Benim için önce “Bu bir maddenin en küçük parçasıdır, bölünemez” dediler…

Bu bilgi okullardaki müfredat programlarına böyle geçti…

Derken dünyaya dil çıkartan bir Einstein çıktı, bölünebileceğini söyledi…

Sonra beni de bölmeyi başardılar… Ama Milli Eğitimin kitapları bir türlü yeni baskı yapmadığı için uzun süre “Atom bölünemez” diye kaldı.
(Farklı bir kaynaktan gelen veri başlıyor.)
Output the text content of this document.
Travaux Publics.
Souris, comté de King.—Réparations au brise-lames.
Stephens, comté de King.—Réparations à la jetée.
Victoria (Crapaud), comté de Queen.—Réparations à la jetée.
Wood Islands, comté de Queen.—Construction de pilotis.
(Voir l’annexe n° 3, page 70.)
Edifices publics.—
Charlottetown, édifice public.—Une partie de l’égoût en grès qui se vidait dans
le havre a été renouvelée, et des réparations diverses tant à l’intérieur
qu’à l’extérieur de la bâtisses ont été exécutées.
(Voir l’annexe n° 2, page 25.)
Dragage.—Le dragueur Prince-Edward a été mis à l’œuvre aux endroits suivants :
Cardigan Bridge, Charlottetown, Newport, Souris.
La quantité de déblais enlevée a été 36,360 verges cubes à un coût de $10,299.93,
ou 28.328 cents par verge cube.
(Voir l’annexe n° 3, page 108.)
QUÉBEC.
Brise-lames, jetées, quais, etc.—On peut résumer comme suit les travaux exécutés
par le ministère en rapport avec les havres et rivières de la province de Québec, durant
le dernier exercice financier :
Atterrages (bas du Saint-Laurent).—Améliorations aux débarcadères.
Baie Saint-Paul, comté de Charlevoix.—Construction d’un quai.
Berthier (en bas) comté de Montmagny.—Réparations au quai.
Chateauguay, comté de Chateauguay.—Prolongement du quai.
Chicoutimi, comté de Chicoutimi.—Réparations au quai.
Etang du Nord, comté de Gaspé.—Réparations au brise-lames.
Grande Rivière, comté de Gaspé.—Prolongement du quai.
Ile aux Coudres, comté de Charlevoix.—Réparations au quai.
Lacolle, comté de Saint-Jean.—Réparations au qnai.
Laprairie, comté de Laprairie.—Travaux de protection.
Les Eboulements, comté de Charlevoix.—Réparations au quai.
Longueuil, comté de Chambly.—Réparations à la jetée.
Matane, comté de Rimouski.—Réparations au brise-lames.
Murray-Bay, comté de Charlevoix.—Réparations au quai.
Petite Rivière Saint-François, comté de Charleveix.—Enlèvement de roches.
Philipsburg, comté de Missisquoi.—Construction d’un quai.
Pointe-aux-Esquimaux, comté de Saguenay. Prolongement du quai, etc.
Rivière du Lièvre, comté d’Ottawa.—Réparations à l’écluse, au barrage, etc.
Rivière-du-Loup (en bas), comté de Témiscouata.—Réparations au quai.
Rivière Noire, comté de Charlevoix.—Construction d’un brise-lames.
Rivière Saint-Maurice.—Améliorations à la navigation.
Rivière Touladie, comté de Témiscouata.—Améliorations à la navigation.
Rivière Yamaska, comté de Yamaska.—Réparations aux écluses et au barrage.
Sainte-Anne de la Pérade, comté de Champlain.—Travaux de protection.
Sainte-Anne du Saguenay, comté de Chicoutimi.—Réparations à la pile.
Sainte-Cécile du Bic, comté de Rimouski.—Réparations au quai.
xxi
Öğretmenler çaresizdi, “Çocuklar atomu bölmeyi başardılar, ama bize bakanlıktan bir tamim gelmediği için biz bölünemez, diye okuyacağız demek zorunda kaldılar… Bu yüzden o dönem yetişen çocuklar “Atom bölünmez” diye bildiklerinden sonraki gelişmelerden habersiz kaldılar. Bizim bakanlık bu konuyu komisyonlarda incelerken eloğlu bendeki bu bölünmeyle açığa büyük bir enerjinin çıktığını keşfetti.

Enerjimi “insanlık yararına kullanırlar diyordum ki, önce denizaltılar yaptılar, savaşlarda “düşman” dediklerine torpido atıp yok ettiler.

Baktılar öyle tek tek öldürmek zaman alıyor, öyle bir bomba imal ettiler ki, koskoca şehirleri toptan imha etti hatta sadece o an yaşayanları değil sonradan doğacakları da yok etti…

Çünkü bir kusurum vardı, radyasyon salgılıyordum… En olmadık yerde, en olmadık zamanda meydana geliyordu bu durum, engel olamıyordum bir türlü.

Bazı insanların yellenmesi gibi bir şeydi bu… Alışkanlık haline getirirler, kimseyi umursamazlar “zart zurt” diye salıverirler…

İşte ben bu radyasyonu bunu kullananların yellenmesi olarak görüyorum; sonuçta ikisinden de kötü kötü kokular gelir.

Sonra daha fazla enerji, daha fazla para için nükleer santralar kurmaya başladılar. Ama benim sağım solum belli olmuyordu dediğim gibi. En olmadık zamanda bir münasebetsizlik yapabilirdim.

ABD’deki Üç Mil Adası’nda (Three Mile Island) santral kurdular, eh huyum kurusun eh bir açığını bulunca salıverdim radyasyonumu… Neticede her şey teknolojiye dayansa da her şey bilgisayarlarla yapılsa da, onları çalıştıracak düğmeye bir insanın basması gerekiyor. Eh insanın olduğu yerde de eblehlik kaçınılmaz oluyor.

Amerikalının canı tatlı tabii, bu kazadan sonra hemen kavradı durumu, “Olmasına olsun ama benden uzak olsun” dedi.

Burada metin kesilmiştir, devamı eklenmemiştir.